When you sleep, your body takes advantage of the period of rest by releasing growth hormones that allow your bones and muscles to repair and grow without motion and gravity interfering. This explains why babies, children, and teenagers need far more rest than adults. A newborn baby needs 17 hours a day that gradually lessens to 10 hours in late teenage years.
For children, the most intense period of growth hormone is released shortly after entering deep sleep. It’s even said that getting more sleep during these growing years can actually make a child grow taller (source).
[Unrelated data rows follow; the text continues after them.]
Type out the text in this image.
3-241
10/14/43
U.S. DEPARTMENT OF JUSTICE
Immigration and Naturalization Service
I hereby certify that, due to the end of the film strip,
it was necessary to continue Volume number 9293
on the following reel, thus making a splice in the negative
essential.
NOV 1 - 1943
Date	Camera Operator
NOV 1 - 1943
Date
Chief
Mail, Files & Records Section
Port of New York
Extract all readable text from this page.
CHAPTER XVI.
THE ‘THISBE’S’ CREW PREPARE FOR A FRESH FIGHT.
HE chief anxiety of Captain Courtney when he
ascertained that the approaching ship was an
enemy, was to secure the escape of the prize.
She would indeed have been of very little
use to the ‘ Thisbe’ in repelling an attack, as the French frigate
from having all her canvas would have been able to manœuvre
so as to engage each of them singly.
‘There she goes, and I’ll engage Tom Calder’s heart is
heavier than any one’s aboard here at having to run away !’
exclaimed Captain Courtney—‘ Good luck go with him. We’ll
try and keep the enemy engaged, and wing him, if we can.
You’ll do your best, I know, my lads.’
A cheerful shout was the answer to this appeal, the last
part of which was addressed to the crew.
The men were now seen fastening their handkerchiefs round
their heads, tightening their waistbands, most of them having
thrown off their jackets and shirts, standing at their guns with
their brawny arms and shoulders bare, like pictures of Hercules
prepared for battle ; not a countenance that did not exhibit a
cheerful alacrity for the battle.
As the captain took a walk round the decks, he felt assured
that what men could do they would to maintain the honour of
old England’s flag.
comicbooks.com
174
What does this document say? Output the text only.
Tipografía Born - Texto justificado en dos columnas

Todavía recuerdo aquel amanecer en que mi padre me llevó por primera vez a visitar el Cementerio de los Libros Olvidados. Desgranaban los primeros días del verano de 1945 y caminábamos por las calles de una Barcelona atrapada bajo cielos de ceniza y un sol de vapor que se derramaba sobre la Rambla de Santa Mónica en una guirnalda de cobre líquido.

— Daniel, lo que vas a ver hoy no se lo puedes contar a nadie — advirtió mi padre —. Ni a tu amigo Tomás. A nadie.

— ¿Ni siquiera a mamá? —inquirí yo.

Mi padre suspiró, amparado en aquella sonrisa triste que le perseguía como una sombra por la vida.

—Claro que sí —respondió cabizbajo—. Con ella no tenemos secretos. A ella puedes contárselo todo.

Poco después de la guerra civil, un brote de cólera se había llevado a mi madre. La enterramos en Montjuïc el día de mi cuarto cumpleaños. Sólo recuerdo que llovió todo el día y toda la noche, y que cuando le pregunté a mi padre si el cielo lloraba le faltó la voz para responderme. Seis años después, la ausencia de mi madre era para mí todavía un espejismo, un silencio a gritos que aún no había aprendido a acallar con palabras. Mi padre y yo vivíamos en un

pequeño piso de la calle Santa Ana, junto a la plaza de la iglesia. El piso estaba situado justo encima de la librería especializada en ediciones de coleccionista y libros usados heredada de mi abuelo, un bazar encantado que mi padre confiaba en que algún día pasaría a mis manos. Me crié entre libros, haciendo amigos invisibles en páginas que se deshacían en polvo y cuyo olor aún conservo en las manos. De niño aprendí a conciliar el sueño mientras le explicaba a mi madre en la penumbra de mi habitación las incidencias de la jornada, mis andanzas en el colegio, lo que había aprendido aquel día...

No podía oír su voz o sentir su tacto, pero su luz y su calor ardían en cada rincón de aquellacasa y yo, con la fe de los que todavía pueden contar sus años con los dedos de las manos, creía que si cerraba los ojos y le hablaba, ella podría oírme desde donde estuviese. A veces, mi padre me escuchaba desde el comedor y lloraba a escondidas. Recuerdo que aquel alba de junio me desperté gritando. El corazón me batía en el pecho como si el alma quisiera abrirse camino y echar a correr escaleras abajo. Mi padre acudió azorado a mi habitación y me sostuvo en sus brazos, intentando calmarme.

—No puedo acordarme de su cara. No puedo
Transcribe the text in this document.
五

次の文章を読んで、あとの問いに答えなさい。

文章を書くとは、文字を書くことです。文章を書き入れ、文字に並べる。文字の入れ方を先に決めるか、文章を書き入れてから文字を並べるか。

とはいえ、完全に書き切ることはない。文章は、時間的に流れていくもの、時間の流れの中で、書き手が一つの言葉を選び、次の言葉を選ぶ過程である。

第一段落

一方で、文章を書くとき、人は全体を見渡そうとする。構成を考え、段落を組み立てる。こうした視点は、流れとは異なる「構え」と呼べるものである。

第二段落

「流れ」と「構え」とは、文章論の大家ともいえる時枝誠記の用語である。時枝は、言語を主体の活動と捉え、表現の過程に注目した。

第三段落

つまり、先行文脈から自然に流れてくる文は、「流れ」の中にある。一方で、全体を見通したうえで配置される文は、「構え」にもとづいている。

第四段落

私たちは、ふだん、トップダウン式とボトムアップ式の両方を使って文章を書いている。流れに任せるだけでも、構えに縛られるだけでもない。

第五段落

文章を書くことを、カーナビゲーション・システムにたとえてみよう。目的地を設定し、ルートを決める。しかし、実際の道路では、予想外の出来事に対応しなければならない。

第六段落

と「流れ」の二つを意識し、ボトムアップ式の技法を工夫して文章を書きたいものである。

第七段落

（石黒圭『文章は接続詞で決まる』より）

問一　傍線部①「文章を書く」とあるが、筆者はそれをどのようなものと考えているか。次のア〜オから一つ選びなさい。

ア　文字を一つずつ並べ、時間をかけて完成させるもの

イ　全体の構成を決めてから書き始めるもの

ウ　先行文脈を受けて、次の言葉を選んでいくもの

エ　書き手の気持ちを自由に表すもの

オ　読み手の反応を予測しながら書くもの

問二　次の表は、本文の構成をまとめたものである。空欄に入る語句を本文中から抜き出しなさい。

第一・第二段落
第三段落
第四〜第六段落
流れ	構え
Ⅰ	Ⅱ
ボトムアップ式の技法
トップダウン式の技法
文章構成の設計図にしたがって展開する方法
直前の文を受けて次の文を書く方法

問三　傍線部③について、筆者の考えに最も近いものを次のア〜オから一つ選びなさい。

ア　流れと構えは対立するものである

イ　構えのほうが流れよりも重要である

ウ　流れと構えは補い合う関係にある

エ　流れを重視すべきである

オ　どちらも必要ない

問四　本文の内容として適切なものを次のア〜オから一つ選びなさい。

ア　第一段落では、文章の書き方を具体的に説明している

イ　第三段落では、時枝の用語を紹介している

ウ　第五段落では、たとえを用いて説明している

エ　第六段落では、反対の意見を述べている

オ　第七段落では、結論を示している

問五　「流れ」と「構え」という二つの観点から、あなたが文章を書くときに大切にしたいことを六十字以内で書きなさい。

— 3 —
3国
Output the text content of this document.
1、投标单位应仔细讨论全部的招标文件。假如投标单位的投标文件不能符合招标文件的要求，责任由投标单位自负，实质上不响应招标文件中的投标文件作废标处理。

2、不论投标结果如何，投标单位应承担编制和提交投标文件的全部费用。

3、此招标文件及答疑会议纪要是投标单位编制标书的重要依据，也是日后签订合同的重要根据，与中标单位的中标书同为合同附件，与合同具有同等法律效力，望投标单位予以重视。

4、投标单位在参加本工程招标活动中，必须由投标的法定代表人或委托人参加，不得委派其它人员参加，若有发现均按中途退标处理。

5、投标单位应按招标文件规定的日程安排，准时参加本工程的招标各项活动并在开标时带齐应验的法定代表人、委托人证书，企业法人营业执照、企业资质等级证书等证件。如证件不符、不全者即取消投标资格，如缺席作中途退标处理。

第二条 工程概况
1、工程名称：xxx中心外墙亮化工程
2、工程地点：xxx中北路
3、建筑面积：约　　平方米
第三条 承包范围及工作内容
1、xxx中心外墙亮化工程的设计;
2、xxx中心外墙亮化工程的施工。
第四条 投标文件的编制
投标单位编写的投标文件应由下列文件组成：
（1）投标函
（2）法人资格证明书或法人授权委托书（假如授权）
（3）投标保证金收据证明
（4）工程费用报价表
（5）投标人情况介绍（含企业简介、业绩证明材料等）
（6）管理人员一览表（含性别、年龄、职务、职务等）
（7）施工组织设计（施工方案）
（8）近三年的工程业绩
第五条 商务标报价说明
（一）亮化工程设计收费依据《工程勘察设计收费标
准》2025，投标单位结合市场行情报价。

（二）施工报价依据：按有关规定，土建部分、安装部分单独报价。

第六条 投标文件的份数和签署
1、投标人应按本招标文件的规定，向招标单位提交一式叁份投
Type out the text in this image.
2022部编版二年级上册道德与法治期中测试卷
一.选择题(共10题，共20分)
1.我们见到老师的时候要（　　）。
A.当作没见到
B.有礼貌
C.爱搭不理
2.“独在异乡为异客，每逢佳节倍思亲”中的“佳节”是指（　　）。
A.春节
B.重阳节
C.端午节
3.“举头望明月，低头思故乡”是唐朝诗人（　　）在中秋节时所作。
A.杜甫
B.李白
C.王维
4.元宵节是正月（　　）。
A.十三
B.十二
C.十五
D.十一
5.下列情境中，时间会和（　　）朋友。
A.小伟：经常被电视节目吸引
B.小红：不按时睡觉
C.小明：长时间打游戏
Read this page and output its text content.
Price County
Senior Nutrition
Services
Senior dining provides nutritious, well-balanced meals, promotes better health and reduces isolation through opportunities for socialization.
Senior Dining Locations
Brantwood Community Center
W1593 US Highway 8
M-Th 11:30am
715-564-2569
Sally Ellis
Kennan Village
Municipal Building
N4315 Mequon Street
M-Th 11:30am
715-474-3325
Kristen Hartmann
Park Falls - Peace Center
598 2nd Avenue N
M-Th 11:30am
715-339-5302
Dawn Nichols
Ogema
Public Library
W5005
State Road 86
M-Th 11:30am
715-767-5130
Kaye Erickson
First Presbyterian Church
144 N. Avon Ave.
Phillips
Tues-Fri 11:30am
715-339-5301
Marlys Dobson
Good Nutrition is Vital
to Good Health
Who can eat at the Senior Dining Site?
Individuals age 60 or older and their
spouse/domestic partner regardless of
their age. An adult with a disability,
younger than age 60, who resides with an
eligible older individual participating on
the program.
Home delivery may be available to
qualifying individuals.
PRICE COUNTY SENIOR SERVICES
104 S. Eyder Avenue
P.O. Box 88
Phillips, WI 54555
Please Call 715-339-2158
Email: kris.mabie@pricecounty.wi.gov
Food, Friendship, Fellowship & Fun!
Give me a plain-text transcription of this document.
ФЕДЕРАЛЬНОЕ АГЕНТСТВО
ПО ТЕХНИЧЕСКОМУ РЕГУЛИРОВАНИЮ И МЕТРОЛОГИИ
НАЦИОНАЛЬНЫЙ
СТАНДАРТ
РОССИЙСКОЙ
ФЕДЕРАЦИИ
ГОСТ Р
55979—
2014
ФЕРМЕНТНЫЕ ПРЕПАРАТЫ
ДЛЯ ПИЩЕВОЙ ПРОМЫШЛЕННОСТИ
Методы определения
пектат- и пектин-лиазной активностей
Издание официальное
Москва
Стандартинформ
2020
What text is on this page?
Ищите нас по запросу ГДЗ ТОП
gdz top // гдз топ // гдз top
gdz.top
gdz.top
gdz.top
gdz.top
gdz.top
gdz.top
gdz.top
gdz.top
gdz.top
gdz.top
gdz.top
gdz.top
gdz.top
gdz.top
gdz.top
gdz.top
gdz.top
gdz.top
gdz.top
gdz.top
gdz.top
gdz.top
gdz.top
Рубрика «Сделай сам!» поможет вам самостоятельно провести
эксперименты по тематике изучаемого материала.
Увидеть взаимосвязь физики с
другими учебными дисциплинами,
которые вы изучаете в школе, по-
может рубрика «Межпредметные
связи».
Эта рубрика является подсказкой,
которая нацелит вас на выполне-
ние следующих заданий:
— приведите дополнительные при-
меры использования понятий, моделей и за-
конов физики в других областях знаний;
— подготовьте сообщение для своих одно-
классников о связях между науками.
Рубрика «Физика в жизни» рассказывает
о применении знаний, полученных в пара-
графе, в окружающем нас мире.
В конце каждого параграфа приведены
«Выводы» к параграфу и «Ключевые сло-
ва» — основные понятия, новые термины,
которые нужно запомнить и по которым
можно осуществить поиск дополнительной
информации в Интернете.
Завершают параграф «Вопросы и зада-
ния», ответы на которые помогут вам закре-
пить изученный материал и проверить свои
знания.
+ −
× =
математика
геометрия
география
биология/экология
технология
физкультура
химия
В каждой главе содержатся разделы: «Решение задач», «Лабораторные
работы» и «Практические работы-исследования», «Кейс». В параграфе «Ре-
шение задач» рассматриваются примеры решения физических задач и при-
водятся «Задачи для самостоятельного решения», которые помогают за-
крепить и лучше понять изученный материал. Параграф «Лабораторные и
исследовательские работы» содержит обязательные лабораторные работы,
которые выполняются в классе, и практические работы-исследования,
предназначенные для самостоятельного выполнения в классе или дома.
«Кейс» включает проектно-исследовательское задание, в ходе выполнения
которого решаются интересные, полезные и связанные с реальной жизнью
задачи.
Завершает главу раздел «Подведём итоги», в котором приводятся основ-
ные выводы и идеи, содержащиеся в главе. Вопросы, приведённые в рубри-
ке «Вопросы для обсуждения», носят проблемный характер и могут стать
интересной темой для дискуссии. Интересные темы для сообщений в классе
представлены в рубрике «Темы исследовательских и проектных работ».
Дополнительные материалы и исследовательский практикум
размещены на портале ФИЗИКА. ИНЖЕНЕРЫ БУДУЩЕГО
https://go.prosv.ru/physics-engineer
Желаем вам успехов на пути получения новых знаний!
The benefits don’t end after adolescence. Our bodies require recovery from every day wear and tear, and even more so after rigorous activity. Sleep is like a tune up for your body. It helps muscle recovery by boosting growth hormone and decreasing cortisol production, a stress hormone that breaks down muscle tissue and impairs immunity. It’s no wonder so many professional sports teams and athletes are now hiring sleep coaches.
The Toronto Raptors and Vancouver Canucks are two examples of a growing number of teams now working with Vancouver-based Fatigue Science, a high-performance sleep consultancy that provides sleep monitoring data for elite athletes, military, and industrial-workers (source).
If sleep is now being prescribed to professional athletes and our country’s first line of defense, it’s safe to say that getting more sleep can benefit the average Joe and Jane.
Sleep renews, strengthens, and repairs. By prioritizing better sleep, you might just wake up stronger.